In his famous 1946 speech, Winston Churchill declared that an Iron Curtain had descended across Europe, "from Stettin on the Baltic Sea to Trieste on the Adriatic." Yet, in the Goriška, this Cold War border lasted only until June 1948, when Yugoslavia was expelled from the Eastern Bloc by the Cominform resolution. The Iron Curtain thus shifted from Yugoslavia's western to its eastern border.
This is also the main reason why Nova Gorica never received all the promised financial support and was not built according to Edvard Ravnikar's ambitious plan. There was simply no longer a need for such an ideological project.
Relations between the two states remained tense until 1953. Gradual normalisation led in 1955 to the introduction of local border traffic with special passes and border crossings reserved for residents of the frontier zone. In this way, the area between the two towns gradually became known as "the most open border in Europe."
Italian Gorizia soon became the most militarised part of Italy, as NATO strategists believed it to be the most likely entry point for a Soviet invasion from the east. Military presence also ensured a steady stream of funding. Another major source of income came from Yugoslav consumers crossing the border.
Nova Gorica, on the other hand, focused on industry – furniture (Meblo), meat processing (MIP), automotive electrics (Iskra Avtoelektrika), mechanical engineering (Gostol), and more. In the 1980s, the town experienced another boom with the opening of its first Las Vegas–style casino, which boosted gambling tourism and brought in foreign currency.
In 1991, Slovenia declared independence and seceded from Yugoslavia. The Yugoslav army sent tanks to the borders. At the nearby international crossing of Rožna Dolina, fighting broke out, with casualties. The war lasted only eleven days, but it was a prelude to much bloodier conflicts in other parts of Yugoslavia.
The central goal of independent Slovenia was accession to the EU and NATO. In 2004, together with nine other Central and Eastern European countries (Cyprus, Malta, the Czech Republic, Slovakia, Hungary, Poland, Estonia, Latvia, and Lithuania), Slovenia joined both.

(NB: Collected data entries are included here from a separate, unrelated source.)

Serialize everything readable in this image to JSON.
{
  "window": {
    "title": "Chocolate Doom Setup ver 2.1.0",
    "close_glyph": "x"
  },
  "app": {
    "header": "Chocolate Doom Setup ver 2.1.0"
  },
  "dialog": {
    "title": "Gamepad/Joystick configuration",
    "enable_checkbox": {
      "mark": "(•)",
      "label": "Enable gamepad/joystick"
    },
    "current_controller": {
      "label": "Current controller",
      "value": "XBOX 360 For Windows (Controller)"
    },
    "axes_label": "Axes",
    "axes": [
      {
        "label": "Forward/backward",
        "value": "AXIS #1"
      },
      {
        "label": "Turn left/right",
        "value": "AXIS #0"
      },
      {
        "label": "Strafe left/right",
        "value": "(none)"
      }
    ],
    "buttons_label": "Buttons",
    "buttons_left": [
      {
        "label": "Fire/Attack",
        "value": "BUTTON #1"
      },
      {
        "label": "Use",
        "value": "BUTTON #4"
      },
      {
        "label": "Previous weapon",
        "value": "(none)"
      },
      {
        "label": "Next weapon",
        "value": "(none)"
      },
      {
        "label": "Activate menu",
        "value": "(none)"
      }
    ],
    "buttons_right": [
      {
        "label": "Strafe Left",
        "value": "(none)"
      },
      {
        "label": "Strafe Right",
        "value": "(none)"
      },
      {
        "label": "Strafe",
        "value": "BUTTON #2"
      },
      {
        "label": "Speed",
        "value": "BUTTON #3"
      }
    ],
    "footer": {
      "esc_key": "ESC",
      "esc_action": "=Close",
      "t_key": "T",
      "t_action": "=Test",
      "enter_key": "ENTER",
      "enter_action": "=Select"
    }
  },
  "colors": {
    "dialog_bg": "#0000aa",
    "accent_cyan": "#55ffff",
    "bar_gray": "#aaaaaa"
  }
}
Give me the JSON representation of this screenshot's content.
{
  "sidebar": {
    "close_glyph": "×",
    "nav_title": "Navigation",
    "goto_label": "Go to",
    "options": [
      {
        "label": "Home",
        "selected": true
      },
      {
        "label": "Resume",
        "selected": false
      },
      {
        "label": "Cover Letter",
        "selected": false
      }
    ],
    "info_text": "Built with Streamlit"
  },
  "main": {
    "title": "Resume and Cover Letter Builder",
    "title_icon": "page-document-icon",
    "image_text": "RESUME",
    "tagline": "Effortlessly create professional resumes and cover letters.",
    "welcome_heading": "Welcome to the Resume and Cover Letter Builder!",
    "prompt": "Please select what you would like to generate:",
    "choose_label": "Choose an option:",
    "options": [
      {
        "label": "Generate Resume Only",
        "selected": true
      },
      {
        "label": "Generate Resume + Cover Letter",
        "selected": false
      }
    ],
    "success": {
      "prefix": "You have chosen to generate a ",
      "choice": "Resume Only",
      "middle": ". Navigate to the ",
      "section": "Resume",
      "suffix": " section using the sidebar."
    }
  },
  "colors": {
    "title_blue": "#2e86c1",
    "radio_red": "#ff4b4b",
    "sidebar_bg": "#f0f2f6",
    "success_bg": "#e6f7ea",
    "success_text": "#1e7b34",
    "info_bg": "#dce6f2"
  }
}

Then European Commission President Romano Prodi, an Italian, celebrated this largest enlargement of the EU right on the square between Nova Gorica and Gorizia – between an old and a new member state.

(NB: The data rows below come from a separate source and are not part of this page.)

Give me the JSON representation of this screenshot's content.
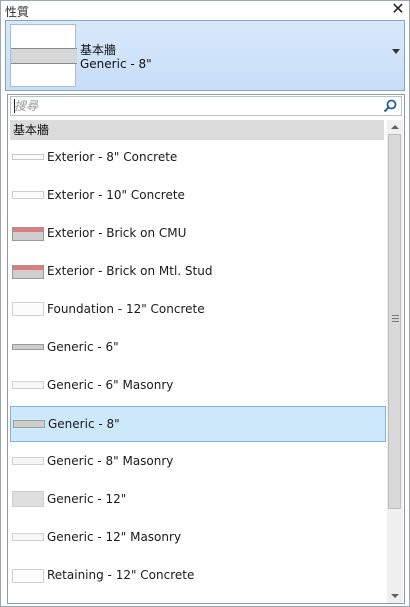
{
  "window": {
    "title": "性質",
    "close_glyph": "✕"
  },
  "selector": {
    "family": "基本牆",
    "type": "Generic - 8\""
  },
  "search": {
    "placeholder": "搜尋",
    "value": ""
  },
  "group": {
    "header": "基本牆"
  },
  "items": [
    {
      "label": "Exterior - 8\" Concrete",
      "swatch": "thin",
      "selected": false
    },
    {
      "label": "Exterior - 10\" Concrete",
      "swatch": "thin2",
      "selected": false
    },
    {
      "label": "Exterior - Brick on CMU",
      "swatch": "brick",
      "selected": false
    },
    {
      "label": "Exterior - Brick on Mtl. Stud",
      "swatch": "brick",
      "selected": false
    },
    {
      "label": "Foundation - 12\" Concrete",
      "swatch": "foundation",
      "selected": false
    },
    {
      "label": "Generic - 6\"",
      "swatch": "g6",
      "selected": false
    },
    {
      "label": "Generic - 6\" Masonry",
      "swatch": "masonry",
      "selected": false
    },
    {
      "label": "Generic - 8\"",
      "swatch": "g8",
      "selected": true
    },
    {
      "label": "Generic - 8\" Masonry",
      "swatch": "masonry",
      "selected": false
    },
    {
      "label": "Generic - 12\"",
      "swatch": "g12",
      "selected": false
    },
    {
      "label": "Generic - 12\" Masonry",
      "swatch": "masonry",
      "selected": false
    },
    {
      "label": "Retaining - 12\" Concrete",
      "swatch": "ret",
      "selected": false
    }
  ],
  "colors": {
    "selection_bg": "#cde8f8",
    "selection_border": "#7fb4dc",
    "selector_bg": "#c7def8",
    "brick": "#e37b7b"
  }
}
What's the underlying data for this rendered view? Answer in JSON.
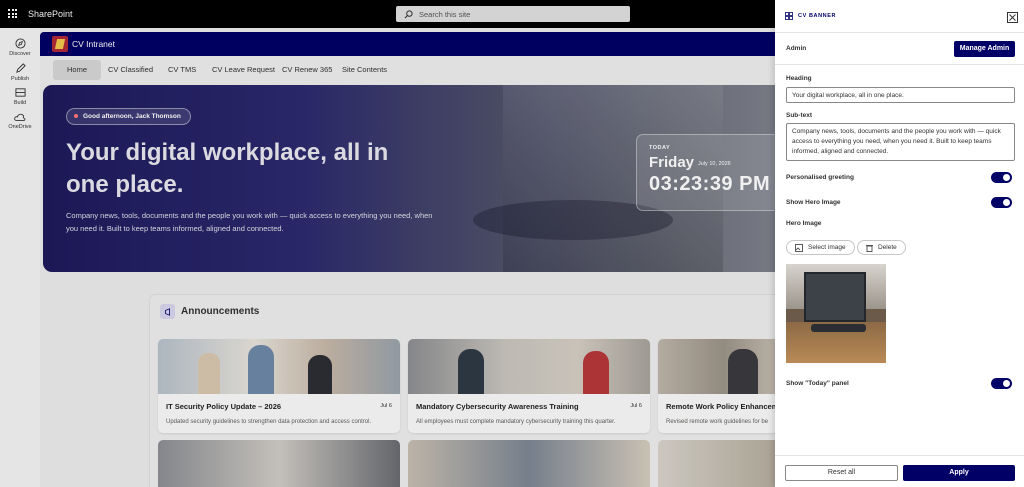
{
  "suite": {
    "app_name": "SharePoint",
    "search_placeholder": "Search this site"
  },
  "appbar": [
    {
      "label": "Discover",
      "icon": "compass-icon"
    },
    {
      "label": "Publish",
      "icon": "pen-icon"
    },
    {
      "label": "Build",
      "icon": "build-icon"
    },
    {
      "label": "OneDrive",
      "icon": "cloud-icon"
    }
  ],
  "site": {
    "name": "CV Intranet",
    "nav": [
      "Home",
      "CV Classified",
      "CV TMS",
      "CV Leave Request",
      "CV Renew 365",
      "Site Contents"
    ],
    "active_nav": "Home"
  },
  "hero": {
    "greeting": "Good afternoon, Jack Thomson",
    "heading": "Your digital workplace, all in one place.",
    "subtext": "Company news, tools, documents and the people you work with — quick access to everything you need, when you need it. Built to keep teams informed, aligned and connected.",
    "today_label": "TODAY",
    "today_day": "Friday",
    "today_date": "July 10, 2026",
    "today_time": "03:23:39 PM"
  },
  "announcements": {
    "title": "Announcements",
    "cards": [
      {
        "title": "IT Security Policy Update – 2026",
        "date": "Jul 6",
        "desc": "Updated security guidelines to strengthen data protection and access control."
      },
      {
        "title": "Mandatory Cybersecurity Awareness Training",
        "date": "Jul 6",
        "desc": "All employees must complete mandatory cybersecurity training this quarter."
      },
      {
        "title": "Remote Work Policy Enhancements",
        "date": "",
        "desc": "Revised remote work guidelines for be"
      }
    ]
  },
  "panel": {
    "title": "CV BANNER",
    "admin_label": "Admin",
    "manage_admin": "Manage Admin",
    "heading_label": "Heading",
    "heading_value": "Your digital workplace, all in one place.",
    "subtext_label": "Sub-text",
    "subtext_value": "Company news, tools, documents and the people you work with — quick access to everything you need, when you need it. Built to keep teams informed, aligned and connected.",
    "personalised_greeting": "Personalised greeting",
    "show_hero_image": "Show Hero Image",
    "hero_image_label": "Hero Image",
    "select_image": "Select image",
    "delete": "Delete",
    "show_today_panel": "Show \"Today\" panel",
    "reset_all": "Reset all",
    "apply": "Apply",
    "toggles": {
      "personalised_greeting": true,
      "show_hero_image": true,
      "show_today_panel": true
    }
  },
  "colors": {
    "brand": "#000066",
    "suitebar": "#000000"
  }
}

In 2007, Slovenia adopted the euro, and later that year, it further upgraded its EU membership by joining the Schengen Area, thereby abolishing border controls with Italy. The border remained open until 2020, when movement was again restricted during the COVID-19 pandemic and remained closed to most people for several months.
Nova Gorica has been designated European Capital of Culture for 2025. In its candidacy, it included Gorizia across the border, making it the first cross-border twin town to hold the title. It is also the first newly built town ever to receive the designation.